Of course, nobody knew at the time that September 11, 2001, would be a horribly unique day. There could have been other, equally destructive attacks in the months that followed. Presuming that there had been one attack each month for one full year—with each attack inflicting a death toll equal to that of 9/11—the total number of dead would have been 36,000. This would be horrific but it would still not be a mortal threat to the average American. The chance of being killed in this carnage would be about 0.0127 per cent. That’s roughly one in 7,750. By comparison, the annual risk of dying in a motor-vehicle accident is one in 6,498.


According to the RAND-MIPT terrorism database—the most comprehensive available—there were 10,119 international terrorist incidents worldwide between 1968 and April 2007. Those attacks took the lives of 14,790 people, an average annual worldwide death toll of 379. Clearly, what the world saw that September morning was completely out of line with everything that went before or since. Terrorism is hideous, and every death it inflicts is a tragedy and a crime. But still, 379 deaths worldwide annually is a very small number. In 2003, in the United States alone, 497 people accidentally suffocated in bed; 396 were unintentionally electrocuted; 515 drowned in swimming pools; 347 were killed by police officers.
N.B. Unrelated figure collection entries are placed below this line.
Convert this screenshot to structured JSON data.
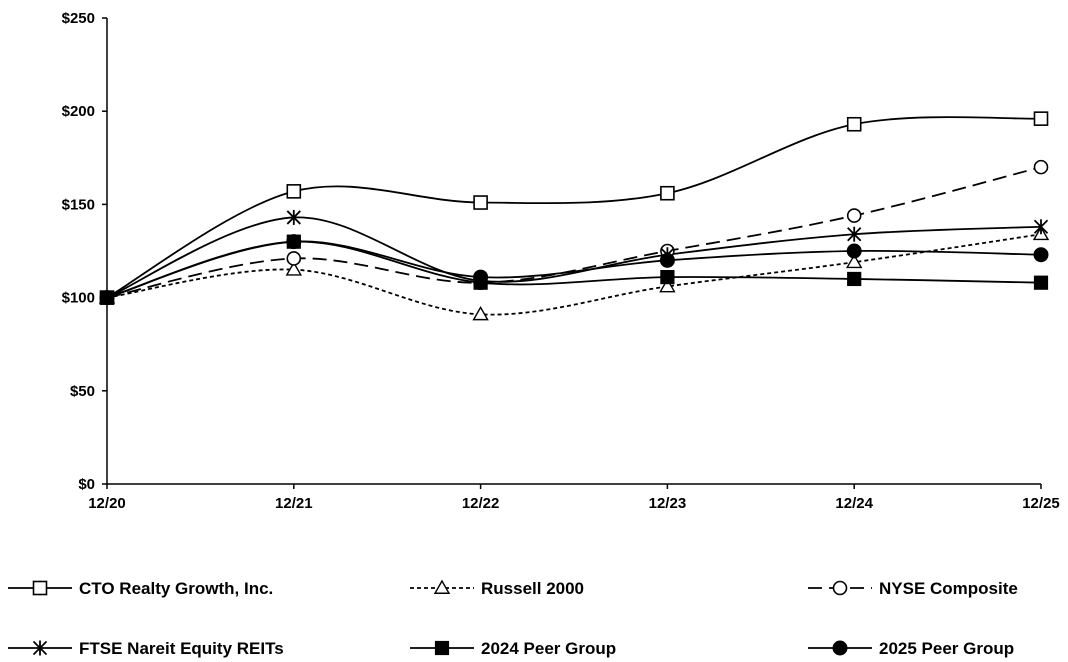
{
  "chart_data": {
    "type": "line",
    "title": "",
    "xlabel": "",
    "ylabel": "",
    "categories": [
      "12/20",
      "12/21",
      "12/22",
      "12/23",
      "12/24",
      "12/25"
    ],
    "ylim": [
      0,
      250
    ],
    "y_ticks": [
      0,
      50,
      100,
      150,
      200,
      250
    ],
    "y_tick_labels": [
      "$0",
      "$50",
      "$100",
      "$150",
      "$200",
      "$250"
    ],
    "grid": false,
    "legend_position": "bottom",
    "series": [
      {
        "name": "CTO Realty Growth, Inc.",
        "values": [
          100,
          157,
          151,
          156,
          193,
          196
        ],
        "marker": "square-open",
        "line": "solid",
        "color": "#000000"
      },
      {
        "name": "Russell 2000",
        "values": [
          100,
          115,
          91,
          106,
          119,
          134
        ],
        "marker": "triangle-open",
        "line": "dotted",
        "color": "#000000"
      },
      {
        "name": "NYSE Composite",
        "values": [
          100,
          121,
          108,
          125,
          144,
          170
        ],
        "marker": "circle-open",
        "line": "dashed",
        "color": "#000000"
      },
      {
        "name": "FTSE Nareit Equity REITs",
        "values": [
          100,
          143,
          109,
          123,
          134,
          138
        ],
        "marker": "asterisk",
        "line": "solid",
        "color": "#000000"
      },
      {
        "name": "2024 Peer Group",
        "values": [
          100,
          130,
          108,
          111,
          110,
          108
        ],
        "marker": "square-filled",
        "line": "solid",
        "color": "#000000"
      },
      {
        "name": "2025 Peer Group",
        "values": [
          100,
          130,
          111,
          120,
          125,
          123
        ],
        "marker": "circle-filled",
        "line": "solid",
        "color": "#000000"
      }
    ]
  }
}
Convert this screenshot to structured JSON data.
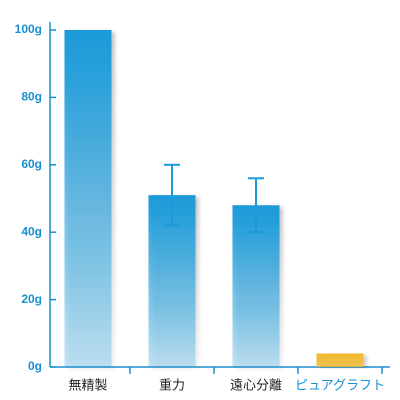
{
  "chart_data": {
    "type": "bar",
    "categories": [
      "無精製",
      "重力",
      "遠心分離",
      "ピュアグラフト"
    ],
    "values": [
      100,
      51,
      48,
      4
    ],
    "errors": [
      null,
      9,
      8,
      null
    ],
    "colors": [
      "#1a9ad9",
      "#1a9ad9",
      "#1a9ad9",
      "#f2b82a"
    ],
    "label_colors": [
      "#222222",
      "#222222",
      "#222222",
      "#1a8fd0"
    ],
    "axis_color": "#1a8fd0",
    "ylim": [
      0,
      100
    ],
    "yticks": [
      {
        "value": 0,
        "label": "0g"
      },
      {
        "value": 20,
        "label": "20g"
      },
      {
        "value": 40,
        "label": "40g"
      },
      {
        "value": 60,
        "label": "60g"
      },
      {
        "value": 80,
        "label": "80g"
      },
      {
        "value": 100,
        "label": "100g"
      }
    ]
  }
}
And 16,503 Americans were murdered by garden-variety criminals.

And that 379 figure actually overstates the toll inflicted on Americans, Britons, and other residents of the Western world because most deaths caused by international terrorism happen in distant, tumultuous regions like Kashmir.
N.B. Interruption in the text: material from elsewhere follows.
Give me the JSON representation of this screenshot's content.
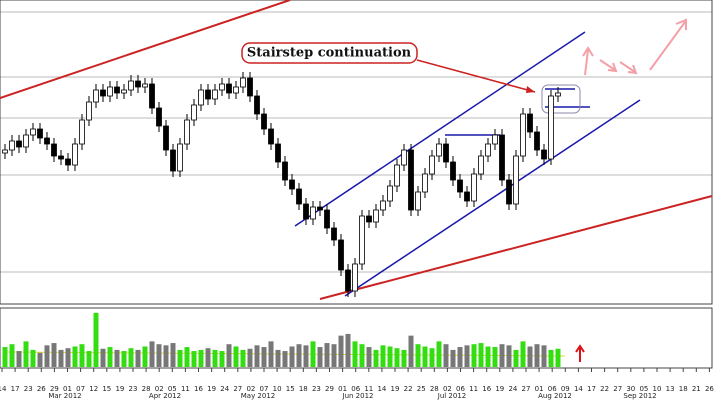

In North America, between 1968 and 2007, all international terrorist incidents combined—including 9/11—killed 3,765 people. That is only slightly more than the number of Americans killed while riding a motorcycle in the single year of 2003. In Western Europe, the death toll due to international terrorism between 1968 and April 2007 was 1,233. That is 6 percent of the number of lives believed lost every year in Europe to the naturally occurring radon gas that few people pay the slightest attention to.


The enormity of 9/11 in our consciousness also obscures an important trend. From the 1960s until the early 1990s, the number of international terrorist incidents steadily increased, but when the Soviet Union collapsed, so did terrorism. The peak was reached in 1991, when there were 450 incidents recorded in the RAND-MIPT terrorism database. By 2000, that number had plummeted to 100. In 2000, the trend reversed. By 2004, incidents had soared to 400 a year. But Andrew Mack, the director of the Human Security Centre at the University of British Columbia, which tracks international violence, notes that if you take the Middle East out of the equation, the trend is flat. If South Asia is also taken out, the decline in international terrorism that started at the end of the Cold War actually continued. “That suggests there has been a net decline in terrorism in all regions of the world except the Middle East and South Asia from the early 1990s,” Mack concludes.

In March 2005, ABC News reported it had obtained a secret thirty-two-page FBI report that suggested there was a simple reason that networks of Osama bin Laden’s operatives hadn’t been uncovered in the United States: There may be nothing to uncover.